When the broodmare Quiddich, whose name was derived from the Harry Potter books, delivered a delicate gray filly, her breeder Danzel Brendemuehl knew that life wouldn’t necessarily be a fairy tale for the little foal she named Silver and Smoke.
Because the proprietor of Classic Bloodstock Farm knew that bad things could happen to racehorses, she stapled a card to Silver and Smoke’s Jockey Club papers promising to the horse back.
As she had done with all her horses, she also promised in the note to pay double the meat price at a livestock auction, and to cover the shipping expenses to return the horse to her Florida farm.
The protection only went so far, however.
Though the filly was returned safely to Brendemuehl after injuring herself as a 2-year old, the note afforded the gray Thoroughbred no protection later on, when the Miami-Dade Police Department seized the starving animal from ramshackle and squalid shed.
Silver and Smoke
Foal date: March 5, 2010Silver and Smoke was found locked in a low-slung, ramshackle facility in the NW area of Miami-Dade Florida in early August 2014. The stall was so tight she couldn’t fully lift her head.
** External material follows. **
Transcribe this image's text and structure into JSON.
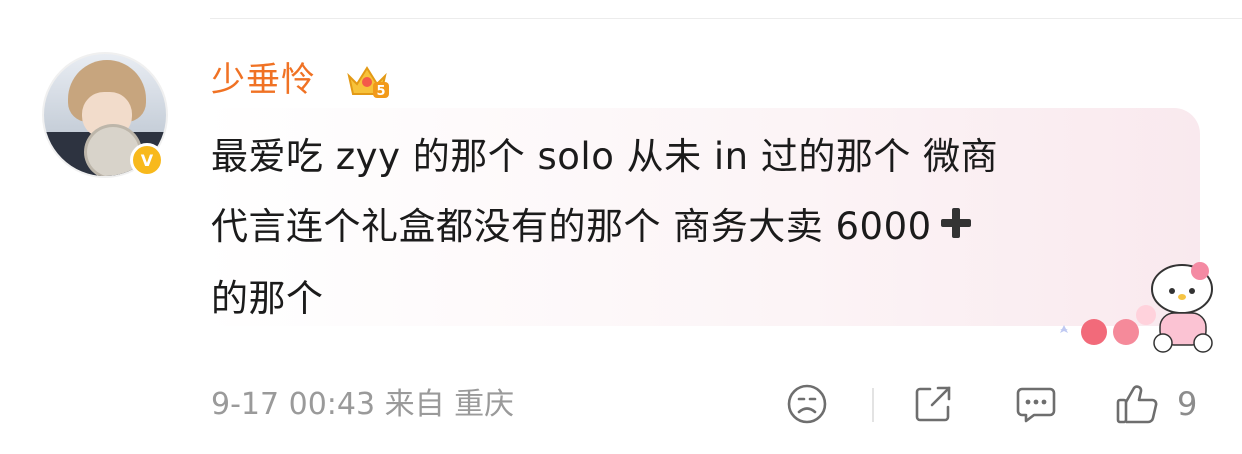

The stall floors were thickly covered in waste so deep it prevented her from lying down.
“It was just disgusting,” says South Florida SPCA Director Laurie Waggoner, who accepted Silver and Smoke into her rescue. “Nobody had cleaned those stalls for a long, long time. And the horses had a body score of 1.”
But despite all she had suffered, the mare still had someone on her side.
Her breeder, shocked and sickened by the story, reached out immediately to make good on the promise of the card she once stapled to Silver and Smoke’s papers.
“It absolutely shattered me. I spoke to Laurie (Waggoner) right away, I can’t remember if I called her first, or if she called me,” she says. “I wanted to come get her right away … this is a living, breathing animal I brought into this life, and this is my fault.”
She adds, “I’m a careful breeder. I may breed four horses a year. And I feel we have a responsibility to our animals … who can’t defend themselves.”
As soon as Silver and Smoke was deemed fit to travel, Brendemuehl and her sister raced to the South Florida SPCA to retrieve her. It was even worse than she expected. “People at the SPCA wanted me to stay and take photos, but I was too devastated. I just wanted to get her home,” she says.
She has since placed her in a paddock she can see easily from her house, which sits near the front gate, in full view. “I don’t want people to see her looking like this, but in a way, it’s a reminder to all of us what can happen. It’s a reminder to find out about their horses,” she says.
Though it’s too soon to tell how Silver and Smoke will do, the disconnected look in her eye has started to fade as she has begun to take an interest in Brendemuehl’s track pony, Cooper. “I’m not sure if she’ll thrive. But she’s starting to make eyes at Cooper,” she says. — This story was originally published on Aug. 21, 2014.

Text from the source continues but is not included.